If your mom is low-income and eligible for Medicaid, you may be able to get paid a small amount by the state. In 15 states, Medicaid offers a Cash & Counseling program (see cashandcounseling.org) that provides an allowance that can be used for various services, including paying family members for care.
Many other states have similar programs for low-income seniors, even if the person receiving care doesn’t quite qualify for Medicaid. To find out about these options contact your local Medicaid office.
In some communities across the U.S., veterans who are at risk of nursing home placement can enroll in the Veteran-Directed Home and Community Based Services program, that allows veterans to manage their own care, including hiring and paying their own caregivers.
Also available to wartime veterans and their spouses, is a benefit called Aid and Attendance that helps pay for in-home care, as well as assisted living and nursing home care. This benefit can also be used to pay family caregivers.
To be eligible your mom must need assistance with daily living activities like bathing, dressing or going to the bathroom. And, her income must be under $13,362 as a surviving spouse – minus medical and long-term care expenses. If your mom is a single veteran, her income must be below $20,795 to be eligible. Her assets must also be less than $80,000 excluding her home and car.
To learn more see va.gov/geriatrics, or contact your regional VA office, or your local veterans service organization. For contact information, call 800-827-1000.
Uncle Sam may also be able to help if you pay at least half of your mom’s yearly expenses, and her annual income was below $3,900 in 2013 (not counting Social Security). If so, you can claim her as a dependent on your taxes, and reduce your taxable income by $3,900. See IRS Publication 501 (www.irs.gov/pub/irs-pdf/p501.pdf) or call the IRS help-line at 800-829-1040 for information.
If you can’t claim your mom as a dependent, you may still be able to get a tax break if you’re paying at least half her living expenses including her medical and long-term care costs, and they exceed 10 percent (or 7.5 percent if you’re 65 or over) of your adjusted gross income. You can include your own medical expenses in calculating the total. See the IRS publication 502 (www.irs.gov/pub/irs-pdf/p502.pdf) for details.
If your mom doesn’t financially qualify for the government aid or the tax breaks, can she afford to pay you herself or do you have any siblings that would be willing to chip in?
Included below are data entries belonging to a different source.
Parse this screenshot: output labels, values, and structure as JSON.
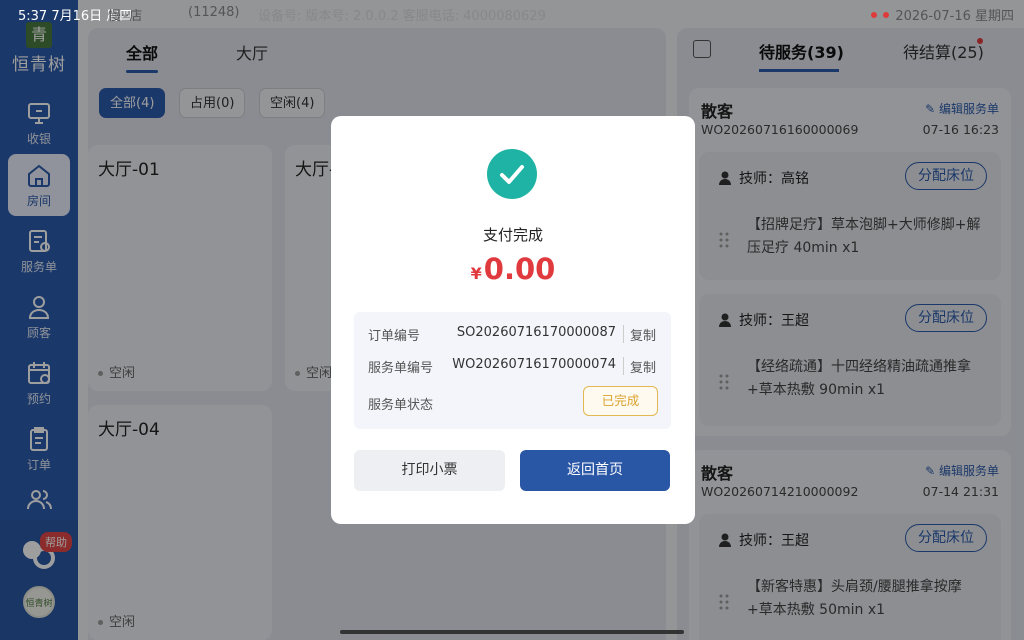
{
  "statusbar": {
    "time": "5:37",
    "date": "7月16日 周四",
    "store": "慢··店",
    "count": "(11248)",
    "device": "设备号: 版本号: 2.0.0.2 客服电话: 4000080629",
    "right_date": "2026-07-16 星期四"
  },
  "sidebar": {
    "logo_mark": "青",
    "logo_text": "恒青树",
    "items": [
      {
        "label": "收银",
        "icon": "monitor-icon"
      },
      {
        "label": "房间",
        "icon": "home-icon"
      },
      {
        "label": "服务单",
        "icon": "service-order-icon"
      },
      {
        "label": "顾客",
        "icon": "customer-icon"
      },
      {
        "label": "预约",
        "icon": "calendar-icon"
      },
      {
        "label": "订单",
        "icon": "order-icon"
      },
      {
        "label": "",
        "icon": "staff-icon"
      }
    ],
    "help_badge": "帮助",
    "avatar_text": "恒青树"
  },
  "main": {
    "tabs": [
      "全部",
      "大厅"
    ],
    "filters": [
      "全部(4)",
      "占用(0)",
      "空闲(4)"
    ],
    "rooms": [
      {
        "name": "大厅-01",
        "status": "空闲"
      },
      {
        "name": "大厅-02",
        "status": "空闲"
      },
      {
        "name": "大厅-04",
        "status": ""
      },
      {
        "name": "",
        "status": "空闲"
      }
    ]
  },
  "right_panel": {
    "tabs": [
      "待服务(39)",
      "待结算(25)"
    ],
    "orders": [
      {
        "customer": "散客",
        "edit_label": "编辑服务单",
        "order_no": "WO20260716160000069",
        "time": "07-16 16:23",
        "services": [
          {
            "tech": "技师：高铭",
            "assign": "分配床位",
            "item": "【招牌足疗】草本泡脚+大师修脚+解压足疗 40min x1"
          },
          {
            "tech": "技师：王超",
            "assign": "分配床位",
            "item": "【经络疏通】十四经络精油疏通推拿+草本热敷 90min x1"
          }
        ]
      },
      {
        "customer": "散客",
        "edit_label": "编辑服务单",
        "order_no": "WO20260714210000092",
        "time": "07-14 21:31",
        "services": [
          {
            "tech": "技师：王超",
            "assign": "分配床位",
            "item": "【新客特惠】头肩颈/腰腿推拿按摩+草本热敷 50min x1"
          }
        ]
      }
    ]
  },
  "dialog": {
    "title": "支付完成",
    "currency": "¥",
    "amount": "0.00",
    "rows": [
      {
        "label": "订单编号",
        "value": "SO20260716170000087",
        "action": "复制"
      },
      {
        "label": "服务单编号",
        "value": "WO20260716170000074",
        "action": "复制"
      },
      {
        "label": "服务单状态",
        "value": "已完成"
      }
    ],
    "print_label": "打印小票",
    "home_label": "返回首页"
  },
  "colors": {
    "primary": "#2c5bab",
    "success": "#1fb3a6",
    "amount": "#e0393e",
    "status_done": "#d9a22b"
  }
}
After all, if your mom had to pay for home care services, the costs would be anywhere between $12 and $25 per hour.
If she agrees to pay you, it’s best that you or an attorney draft a short written contract detailing your work and payment arrangements so everyone involved knows what to expect. A contract will also help avoid potential problems should your mom ever need to apply for Medicaid for nursing home care.
Another payment option to consider is for your mom to adjust her will, so you receive a larger portion of her estate for providing her care. But to avoid conflict, be sure all family members are aware and in agreement.
Also, check to see if your mom has any long-term care insurance that covers in-home care. If she does, in some cases those benefits may be used to pay you.